Though today it is made worldwide, cheddar cheese originated in England, taking its name from the caves in Cheddar, in the county of Somerset. The constant temperature and humidity of the caves provided a perfect environment for the cheese to mature. The caves also give the cheeses a slightly earthy taste.
The town of Cheddar also developed a unique process for cheese making, where the slabs of curd were turned and piled on top of each other to help dray the whey and stretch the curd. This process is unique to cheddar cheese and creates a hard cheese with a firm body.

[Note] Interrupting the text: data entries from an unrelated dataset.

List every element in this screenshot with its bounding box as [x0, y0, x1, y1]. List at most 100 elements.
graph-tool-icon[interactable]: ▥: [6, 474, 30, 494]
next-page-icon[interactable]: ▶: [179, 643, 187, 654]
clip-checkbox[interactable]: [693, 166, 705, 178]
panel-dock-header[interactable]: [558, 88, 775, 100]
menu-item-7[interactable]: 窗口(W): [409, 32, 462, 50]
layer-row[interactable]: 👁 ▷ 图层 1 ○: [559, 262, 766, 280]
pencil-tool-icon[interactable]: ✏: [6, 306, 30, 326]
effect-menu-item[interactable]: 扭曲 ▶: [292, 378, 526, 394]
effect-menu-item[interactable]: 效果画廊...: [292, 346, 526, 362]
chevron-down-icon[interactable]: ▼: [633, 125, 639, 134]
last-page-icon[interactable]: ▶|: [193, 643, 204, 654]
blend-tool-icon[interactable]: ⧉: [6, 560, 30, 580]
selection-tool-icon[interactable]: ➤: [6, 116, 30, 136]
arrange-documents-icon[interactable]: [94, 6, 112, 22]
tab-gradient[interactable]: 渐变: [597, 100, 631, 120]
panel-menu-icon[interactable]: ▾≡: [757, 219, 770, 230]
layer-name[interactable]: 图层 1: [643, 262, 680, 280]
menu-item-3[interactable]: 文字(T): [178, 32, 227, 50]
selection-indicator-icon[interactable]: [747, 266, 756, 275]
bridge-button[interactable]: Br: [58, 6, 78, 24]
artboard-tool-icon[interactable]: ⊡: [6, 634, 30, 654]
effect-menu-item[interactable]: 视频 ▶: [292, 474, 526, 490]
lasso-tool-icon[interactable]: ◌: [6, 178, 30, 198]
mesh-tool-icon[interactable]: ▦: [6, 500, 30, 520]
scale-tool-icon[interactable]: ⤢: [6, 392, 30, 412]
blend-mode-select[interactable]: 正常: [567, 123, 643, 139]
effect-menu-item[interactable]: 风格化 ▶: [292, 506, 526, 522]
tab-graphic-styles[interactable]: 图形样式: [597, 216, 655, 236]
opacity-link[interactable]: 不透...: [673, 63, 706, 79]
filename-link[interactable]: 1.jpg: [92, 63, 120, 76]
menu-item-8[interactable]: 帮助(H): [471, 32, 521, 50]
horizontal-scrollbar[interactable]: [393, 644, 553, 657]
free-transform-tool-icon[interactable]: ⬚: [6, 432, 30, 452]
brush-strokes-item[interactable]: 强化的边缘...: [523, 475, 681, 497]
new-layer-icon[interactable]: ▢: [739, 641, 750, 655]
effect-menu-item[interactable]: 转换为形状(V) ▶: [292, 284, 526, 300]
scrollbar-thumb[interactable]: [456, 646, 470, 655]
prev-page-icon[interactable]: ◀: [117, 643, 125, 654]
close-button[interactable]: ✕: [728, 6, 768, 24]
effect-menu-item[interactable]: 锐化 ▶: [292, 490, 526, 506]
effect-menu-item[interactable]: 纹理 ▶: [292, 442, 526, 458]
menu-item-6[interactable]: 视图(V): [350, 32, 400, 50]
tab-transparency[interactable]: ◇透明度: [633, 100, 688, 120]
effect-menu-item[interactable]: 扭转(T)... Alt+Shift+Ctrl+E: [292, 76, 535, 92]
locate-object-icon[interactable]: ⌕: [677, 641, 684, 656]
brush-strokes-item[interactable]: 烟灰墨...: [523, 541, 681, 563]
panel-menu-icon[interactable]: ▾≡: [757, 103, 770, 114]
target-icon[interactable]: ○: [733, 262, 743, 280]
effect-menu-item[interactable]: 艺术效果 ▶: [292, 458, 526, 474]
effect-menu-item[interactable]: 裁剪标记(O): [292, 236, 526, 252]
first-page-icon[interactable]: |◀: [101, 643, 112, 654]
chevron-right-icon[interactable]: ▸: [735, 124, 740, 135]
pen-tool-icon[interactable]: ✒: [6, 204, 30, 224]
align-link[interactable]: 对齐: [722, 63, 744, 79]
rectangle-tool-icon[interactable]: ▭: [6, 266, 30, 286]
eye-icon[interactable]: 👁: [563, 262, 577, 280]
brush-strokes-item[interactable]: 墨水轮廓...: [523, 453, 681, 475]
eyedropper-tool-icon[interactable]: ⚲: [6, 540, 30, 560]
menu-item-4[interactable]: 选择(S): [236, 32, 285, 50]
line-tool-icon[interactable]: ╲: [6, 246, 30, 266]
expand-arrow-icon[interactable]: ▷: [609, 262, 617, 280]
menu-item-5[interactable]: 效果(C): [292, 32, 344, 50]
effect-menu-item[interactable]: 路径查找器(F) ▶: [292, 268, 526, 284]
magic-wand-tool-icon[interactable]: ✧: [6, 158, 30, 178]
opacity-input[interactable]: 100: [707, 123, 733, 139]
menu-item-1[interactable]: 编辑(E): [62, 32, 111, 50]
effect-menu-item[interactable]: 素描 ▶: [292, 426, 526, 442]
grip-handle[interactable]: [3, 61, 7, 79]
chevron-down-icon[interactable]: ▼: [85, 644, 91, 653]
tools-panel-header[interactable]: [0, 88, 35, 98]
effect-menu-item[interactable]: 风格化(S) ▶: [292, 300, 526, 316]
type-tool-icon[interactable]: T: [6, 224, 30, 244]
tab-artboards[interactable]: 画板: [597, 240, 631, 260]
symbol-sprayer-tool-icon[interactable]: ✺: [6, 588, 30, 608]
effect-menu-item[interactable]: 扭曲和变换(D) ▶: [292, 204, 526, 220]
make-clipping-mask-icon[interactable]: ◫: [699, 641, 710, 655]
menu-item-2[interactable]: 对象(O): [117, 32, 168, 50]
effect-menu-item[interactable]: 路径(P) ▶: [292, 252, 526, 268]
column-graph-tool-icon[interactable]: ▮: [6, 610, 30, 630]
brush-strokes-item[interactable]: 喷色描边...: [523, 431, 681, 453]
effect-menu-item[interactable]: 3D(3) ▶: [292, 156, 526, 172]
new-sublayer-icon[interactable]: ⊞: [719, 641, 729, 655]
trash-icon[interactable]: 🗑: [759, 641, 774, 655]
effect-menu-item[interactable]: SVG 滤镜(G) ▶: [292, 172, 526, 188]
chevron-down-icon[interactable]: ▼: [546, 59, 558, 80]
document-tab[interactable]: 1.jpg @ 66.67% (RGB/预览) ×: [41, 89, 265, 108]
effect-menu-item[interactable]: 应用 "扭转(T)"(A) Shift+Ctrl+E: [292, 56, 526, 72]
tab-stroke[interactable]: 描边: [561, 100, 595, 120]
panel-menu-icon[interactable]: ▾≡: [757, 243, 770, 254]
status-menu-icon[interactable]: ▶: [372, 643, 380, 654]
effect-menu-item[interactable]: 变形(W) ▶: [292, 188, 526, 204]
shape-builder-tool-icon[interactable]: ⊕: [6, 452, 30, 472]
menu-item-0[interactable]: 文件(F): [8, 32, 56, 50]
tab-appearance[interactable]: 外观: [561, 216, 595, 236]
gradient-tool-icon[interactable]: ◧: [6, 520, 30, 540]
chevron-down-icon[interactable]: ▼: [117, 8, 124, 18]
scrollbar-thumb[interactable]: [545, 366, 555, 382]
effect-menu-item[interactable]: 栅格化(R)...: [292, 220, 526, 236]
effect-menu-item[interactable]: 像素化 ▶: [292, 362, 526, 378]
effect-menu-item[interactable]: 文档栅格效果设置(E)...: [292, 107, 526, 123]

There are many varieties of cheddar, sold from supermarkets to gourmet stores. They range from a mild, nondescript flavor, to a very deep, nutty flavor. But true English Farmhouse Cheddar holds the status of Protected Designation of Origination, meeting strict standards of production, including where the milk comes from and where the cheese is made and aged.
Unlike the typical orange shrink-wrapped blocks we think of as cheddar in America, English Farmhouse Cheddar has a robust taste with a salty flavor and a faint sulphuric note. It is aged a minimum of 9 months, creating a strong, mature flavor. The cheese is bound by cloth and becomes harder and drier as it ages.
Cheddar cheese is naturally off white or pale yellow in color, but annatto and other colorings are sometimes added to give it a deep orange color. It was traditionally sold in cloth that had been soaked in lard to prevent contaminants while allowing the cheese to breathe. It was later sold packaged in black wax and can still be found in this packaging as well as shrink wrapped in plastic.